Infrastructure Intelligence
Infrastructure intelligence is the real-time collection, correlation, and analysis of internet infrastructure data — BGP routing, DNS, hosting, WHOIS, DNSSEC, certificate transparency — so security teams can detect, attribute, and respond to threats based on how attackers actually deploy their tools.
Knowledge Graph
A knowledge graph is a data structure that represents real-world entities as nodes and the relationships between them as edges. Both nodes and edges carry typed properties. The shape is purpose-built for the multi-hop questions analysts actually ask — "show me everything connected to X within N steps along these specific relationships."
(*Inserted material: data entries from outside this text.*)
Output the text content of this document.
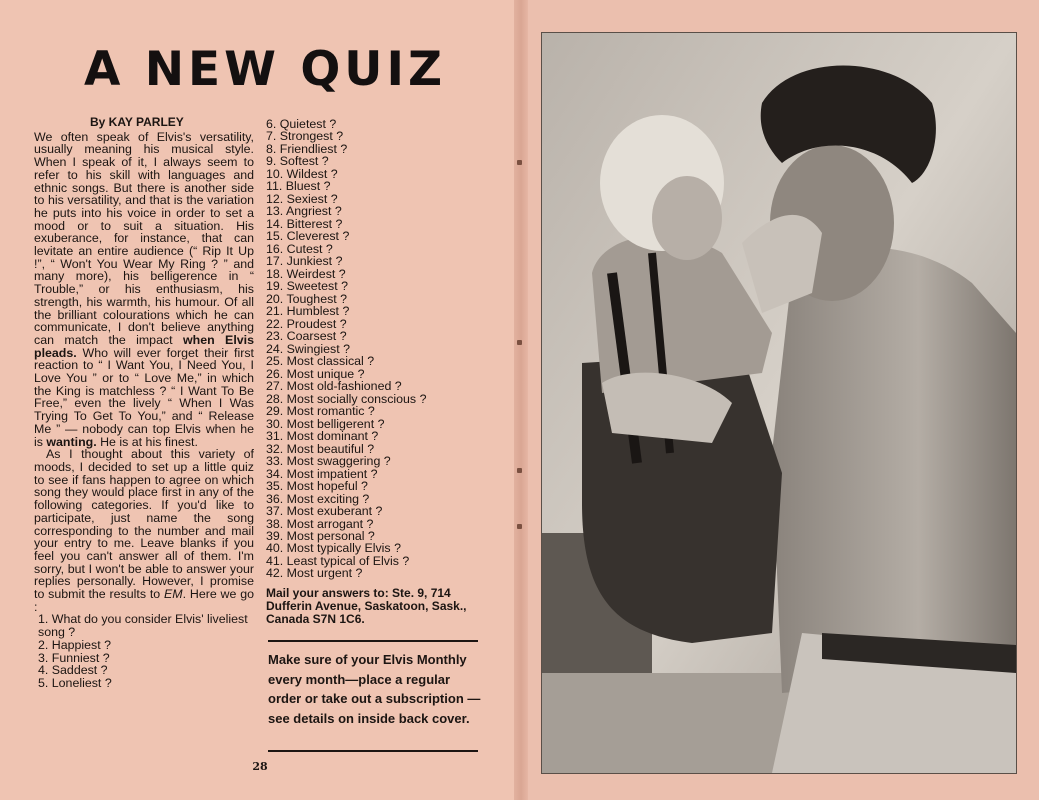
A NEW QUIZ
By KAY PARLEY

We often speak of Elvis's versatility, usually meaning his musical style. When I speak of it, I always seem to refer to his skill with languages and ethnic songs. But there is another side to his versatility, and that is the variation he puts into his voice in order to set a mood or to suit a situation. His exuberance, for instance, that can levitate an entire audience (“ Rip It Up !”, “ Won't You Wear My Ring ? ” and many more), his belligerence in “ Trouble,” or his enthusiasm, his strength, his warmth, his humour. Of all the brilliant colourations which he can communicate, I don't believe anything can match the impact when Elvis pleads. Who will ever forget their first reaction to “ I Want You, I Need You, I Love You ” or to “ Love Me,” in which the King is matchless ? “ I Want To Be Free,” even the lively “ When I Was Trying To Get To You,” and “ Release Me ” — nobody can top Elvis when he is wanting. He is at his finest.

As I thought about this variety of moods, I decided to set up a little quiz to see if fans happen to agree on which song they would place first in any of the following categories. If you'd like to participate, just name the song corresponding to the number and mail your entry to me. Leave blanks if you feel you can't answer all of them. I'm sorry, but I won't be able to answer your replies personally. However, I promise to submit the results to EM. Here we go :

1. What do you consider Elvis' liveliest song ?
2. Happiest ?
3. Funniest ?
4. Saddest ?
5. Loneliest ?
6. Quietest ?
7. Strongest ?
8. Friendliest ?
9. Softest ?
10. Wildest ?
11. Bluest ?
12. Sexiest ?
13. Angriest ?
14. Bitterest ?
15. Cleverest ?
16. Cutest ?
17. Junkiest ?
18. Weirdest ?
19. Sweetest ?
20. Toughest ?
21. Humblest ?
22. Proudest ?
23. Coarsest ?
24. Swingiest ?
25. Most classical ?
26. Most unique ?
27. Most old-fashioned ?
28. Most socially conscious ?
29. Most romantic ?
30. Most belligerent ?
31. Most dominant ?
32. Most beautiful ?
33. Most swaggering ?
34. Most impatient ?
35. Most hopeful ?
36. Most exciting ?
37. Most exuberant ?
38. Most arrogant ?
39. Most personal ?
40. Most typically Elvis ?
41. Least typical of Elvis ?
42. Most urgent ?
Mail your answers to: Ste. 9, 714 Dufferin Avenue, Saskatoon, Sask., Canada S7N 1C6.
Make sure of your Elvis Monthly every month—place a regular order or take out a subscription — see details on inside back cover.
28
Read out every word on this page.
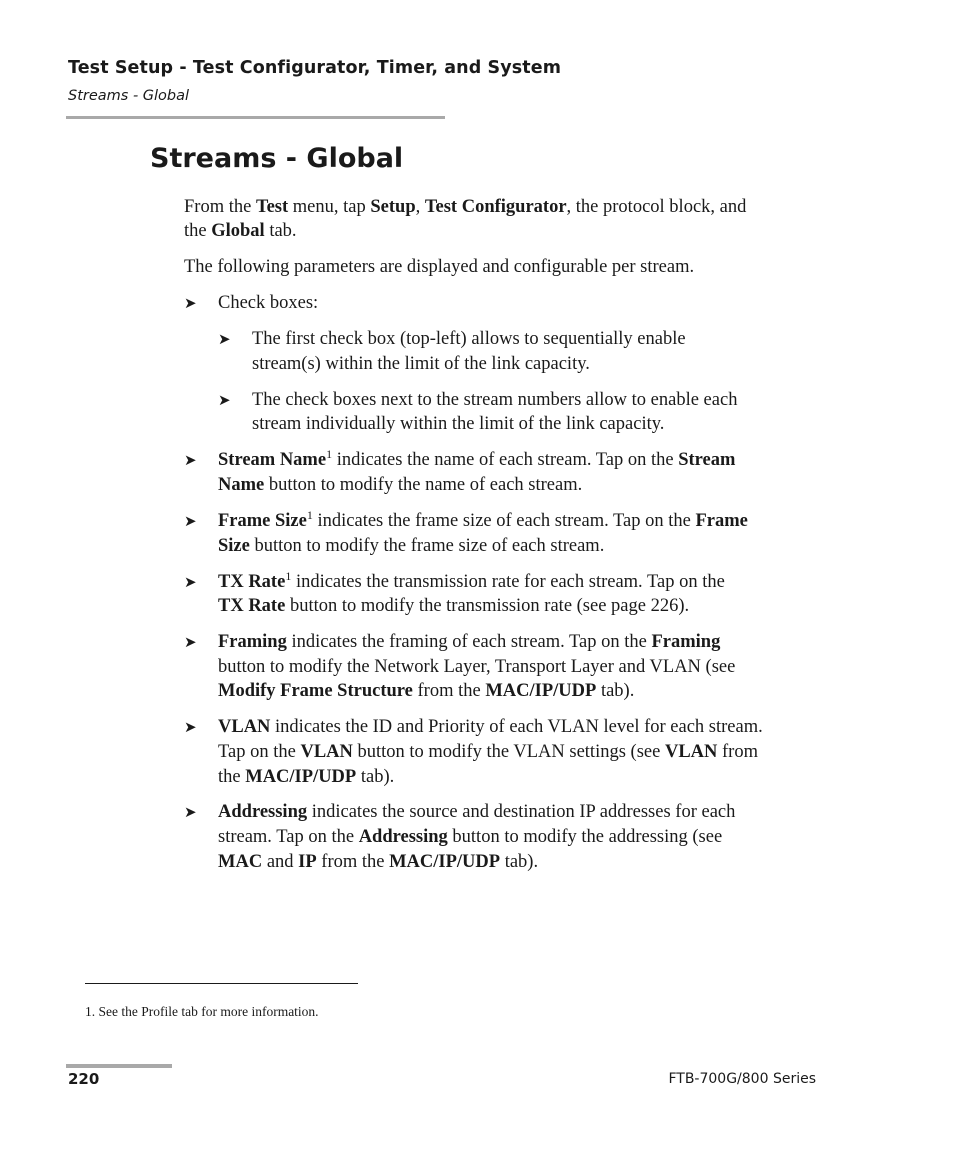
Test Setup - Test Configurator, Timer, and System
Streams - Global
Streams - Global
From the Test menu, tap Setup, Test Configurator, the protocol block, and
the Global tab.
The following parameters are displayed and configurable per stream.
➤ Check boxes:
➤ The first check box (top-left) allows to sequentially enable
stream(s) within the limit of the link capacity.
➤ The check boxes next to the stream numbers allow to enable each
stream individually within the limit of the link capacity.
➤ Stream Name$^1$ indicates the name of each stream. Tap on the Stream
Name button to modify the name of each stream.
➤ Frame Size$^1$ indicates the frame size of each stream. Tap on the Frame
Size button to modify the frame size of each stream.
➤ TX Rate$^1$ indicates the transmission rate for each stream. Tap on the
TX Rate button to modify the transmission rate (see page 226).
➤ Framing indicates the framing of each stream. Tap on the Framing
button to modify the Network Layer, Transport Layer and VLAN (see
Modify Frame Structure from the MAC/IP/UDP tab).
➤ VLAN indicates the ID and Priority of each VLAN level for each stream.
Tap on the VLAN button to modify the VLAN settings (see VLAN from
the MAC/IP/UDP tab).
➤ Addressing indicates the source and destination IP addresses for each
stream. Tap on the Addressing button to modify the addressing (see
MAC and IP from the MAC/IP/UDP tab).
1. See the Profile tab for more information.
220	FTB-700G/800 Series
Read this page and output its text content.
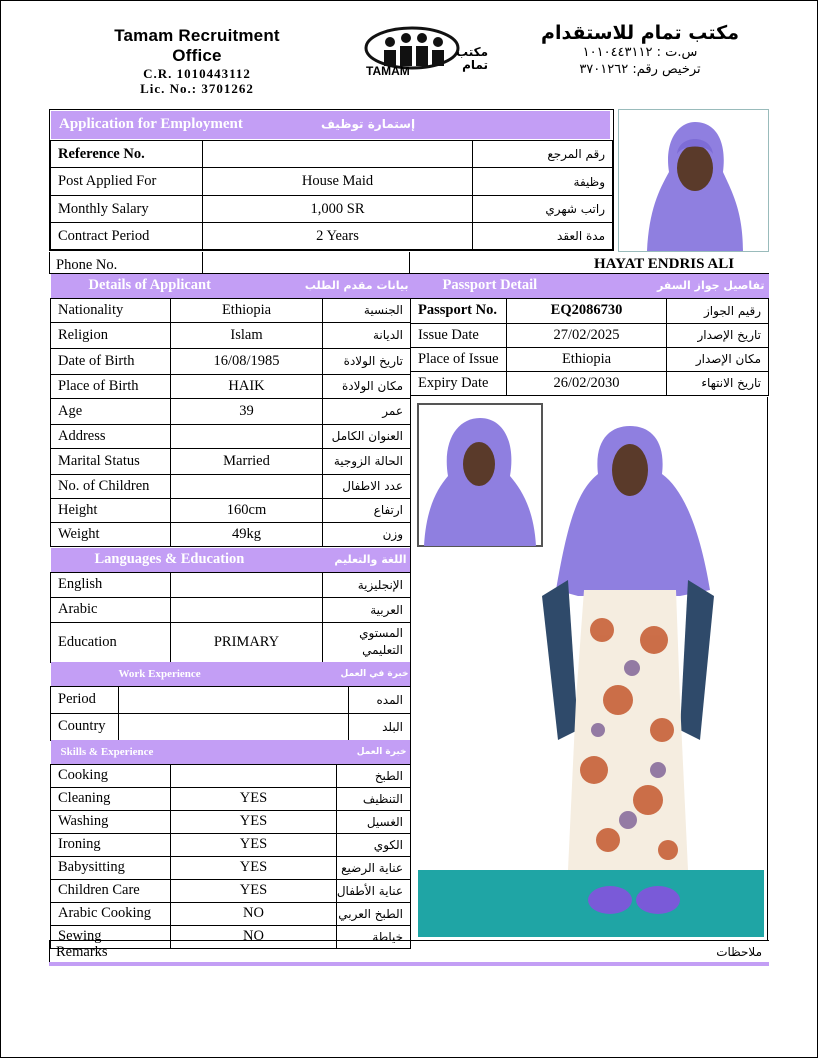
Tamam Recruitment Office
C.R. 1010443112
Lic. No.: 3701262
TAMAM
مكتب تمام
مكتب تمام للاستقدام
س.ت : ١٠١٠٤٤٣١١٢
ترخيص رقم: ٣٧٠١٢٦٢
Application for Employment	إستمارة توظيف
Reference No.		رقم المرجع
Post Applied For	House Maid	وظيفة
Monthly Salary	1,000 SR	راتب شهري
Contract Period	2 Years	مدة العقد
Phone No.	HAYAT ENDRIS ALI
Details of Applicant		بيانات مقدم الطلب
Nationality	Ethiopia	الجنسية
Religion	Islam	الديانة
Date of Birth	16/08/1985	تاريخ الولادة
Place of Birth	HAIK	مكان الولادة
Age	39	عمر
Address		العنوان الكامل
Marital Status	Married	الحالة الزوجية
No. of Children		عدد الاطفال
Height	160cm	ارتفاع
Weight	49kg	وزن
Languages & Education		اللغة والتعليم
English		الإنجليزية
Arabic		العربية
Education	PRIMARY	المستوي التعليمي
Work Experience		خبرة في العمل
Period		المده
Country		البلد
Skills & Experience		خبرة العمل
Cooking		الطبخ
Cleaning	YES	التنظيف
Washing	YES	الغسيل
Ironing	YES	الكوي
Babysitting	YES	عناية الرضيع
Children Care	YES	عناية الأطفال
Arabic Cooking	NO	الطبخ العربي
Sewing	NO	خياطة
Passport Detail		تفاصيل جواز السفر
Passport No.	EQ2086730	رقيم الجواز
Issue Date	27/02/2025	تاريخ الإصدار
Place of Issue	Ethiopia	مكان الإصدار
Expiry Date	26/02/2030	تاريخ الانتهاء
Remarks	ملاحظات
Model Context Protocol (MCP)
Model Context Protocol (MCP) is an open standard introduced by Anthropic in late 2024 that lets AI assistants connect to external tools and data sources through a uniform interface. Instead of every model integrating every tool one by one, an MCP server exposes its capabilities and any MCP-aware client — Claude Desktop, Cursor, VS Code, custom agents — can use them.
Passive DNS (pDNS)
Passive DNS is the historical record of every DNS resolution observed in the wild — capturing every hostname-to-IP mapping over time without ever issuing a query of its own. Where active DNS gives you the answer right now, passive DNS gives you every answer the system ever returned, with timestamps, so you can replay the past.
Reverse DNS / PTR
Reverse DNS (rDNS) is the lookup that goes the other way: given an IP address, return the hostname assigned to it. The mapping is published as PTR records under the special .in-addr.arpa (IPv4) and .ip6.arpa (IPv6) zones, and is controlled by whoever owns the IP block — the network operator, not the domain owner.
Threat Hunting
Threat hunting is the proactive, hypothesis-driven search for adversaries inside an environment — under the assumption that prevention will fail and that automated detection has missed something. Hunters start with a hypothesis ("if X actor were here, we would see Y"), gather evidence, and either confirm an intrusion or sharpen detection for next time.
Threat Intelligence
Threat intelligence is information about cyber threats — the actors, campaigns, tools, and infrastructure behind attacks — that has been collected, analysed, and refined into context defenders can act on. The goal is not raw data; it is helping security teams make faster, better-informed decisions about what to block, what to investigate, and what to ignore.
Typosquatting
Typosquatting is the registration of domain names that imitate a legitimate brand — usually by exploiting common typos, character substitutions, or visually similar Unicode characters. The squatter relies on users mistyping a URL or failing to spot a swapped character, then collects the misdirected traffic for phishing, malvertising, or credential theft.
WHOIS
WHOIS is the public registration record for domain names and IP allocations. It tells you who registered a domain (or who an IP block is assigned to), through which registrar, when, and how to contact them. WHOIS has been the canonical answer to "who owns this" on the internet since the early 1980s.